Shares in Elan surged by 20% on the Dublin stock market today after the drugs company and its partner for the development of the MS drug Tysabri, Biogen Idec, said a safety study had resulted in no new confirmed cases of the progressive multifocal leukoencephalopathy (PML) brain disease in MS patients.
The two companies have previously reported three confirmed cases of PML, two of which were fatal.
The ongoing safety evaluation in Crohn's disease and rheumatoid arthritis is on schedule to be completed by the end of the summer, the two companies added. They will then make submissions to regulatory authorities in early autumn.
Elan and Biogen also said that the companies are taking preliminary steps to restart clinical trials in MS.
'The findings announced today are an important milestone in understanding the appropriate benefit-risk profit for Tysabri,' commented Lars Ekman, Elan's President of Research and Development.
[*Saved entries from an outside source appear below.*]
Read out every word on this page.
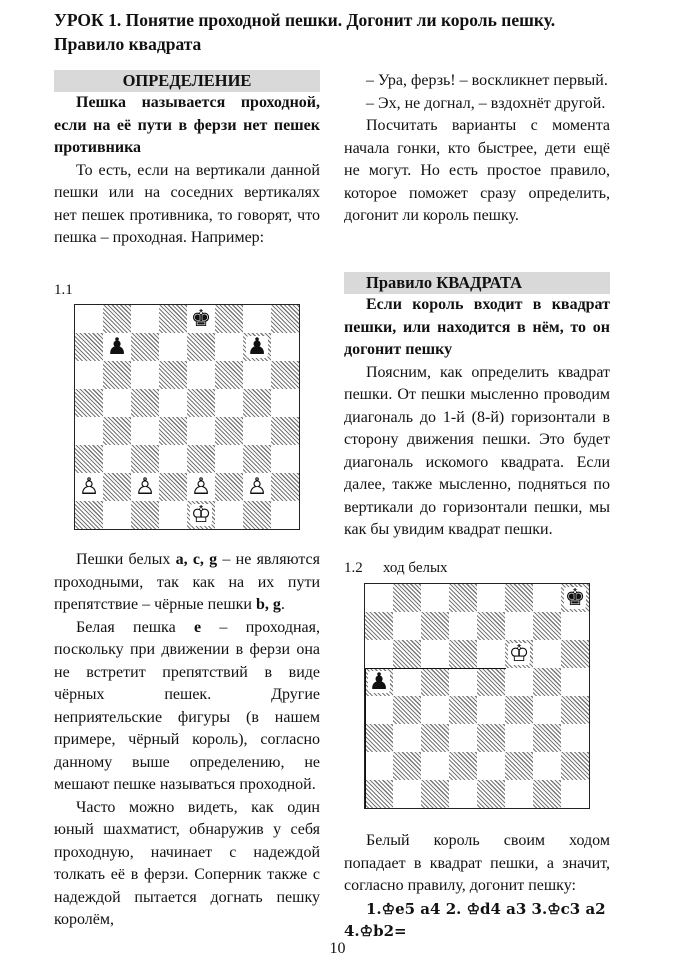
УРОК 1. Понятие проходной пешки. Догонит ли король пешку.
Правило квадрата
ОПРЕДЕЛЕНИЕ

Пешка называется проходной, если на её пути в ферзи нет пешек противника

То есть, если на вертикали данной пешки или на соседних вертикалях нет пешек противника, то говорят, что пешка – проходная. Например:

1.1
♚
♟	♟
♙ ♙ ♙ ♙
♔

Пешки белых a, c, g – не являются проходными, так как на их пути препятствие – чёрные пешки b, g.

Белая пешка e – проходная, поскольку при движении в ферзи она не встретит препятствий в виде чёрных пешек. Другие неприятельские фигуры (в нашем примере, чёрный король), согласно данному выше определению, не мешают пешке называться проходной.

Часто можно видеть, как один юный шахматист, обнаружив у себя проходную, начинает с надеждой толкать её в ферзи. Соперник также с надеждой пытается догнать пешку королём,

– Ура, ферзь! – воскликнет первый.

– Эх, не догнал, – вздохнёт другой.

Посчитать варианты с момента начала гонки, кто быстрее, дети ещё не могут. Но есть простое правило, которое поможет сразу определить, догонит ли король пешку.

Правило КВАДРАТА

Если король входит в квадрат пешки, или находится в нём, то он догонит пешку

Поясним, как определить квадрат пешки. От пешки мысленно проводим диагональ до 1-й (8-й) горизонтали в сторону движения пешки. Это будет диагональ искомого квадрата. Если далее, также мысленно, подняться по вертикали до горизонтали пешки, мы как бы увидим квадрат пешки.

1.2 ход белых
♚
♔
♟

Белый король своим ходом попадает в квадрат пешки, а значит, согласно правилу, догонит пешку:

1.♔e5 a4 2. ♔d4 a3 3.♔c3 a2

4.♔b2=

10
'Patient safety remains our top priority. We are committed to finalising the safety evaluation for Crohn's disease and rheumatoid arthritis, which is progressing well and on track to be completed by the end of the summer,' he added.
Elan and Biogen suspended Tysabri from the market and halted all clinical trials of the drug in February after the emergence of PML in some of their patients being treated with the drug.
The two companies said today that over 2,000 MS patients from clinical trials were eligible for the safety evaluation. 91% of these patients took part in the review with 99% of them having a neurological exam and 98% having an MRI exam.
Elan shares closed up €1.20 to €7.30 in Dublin.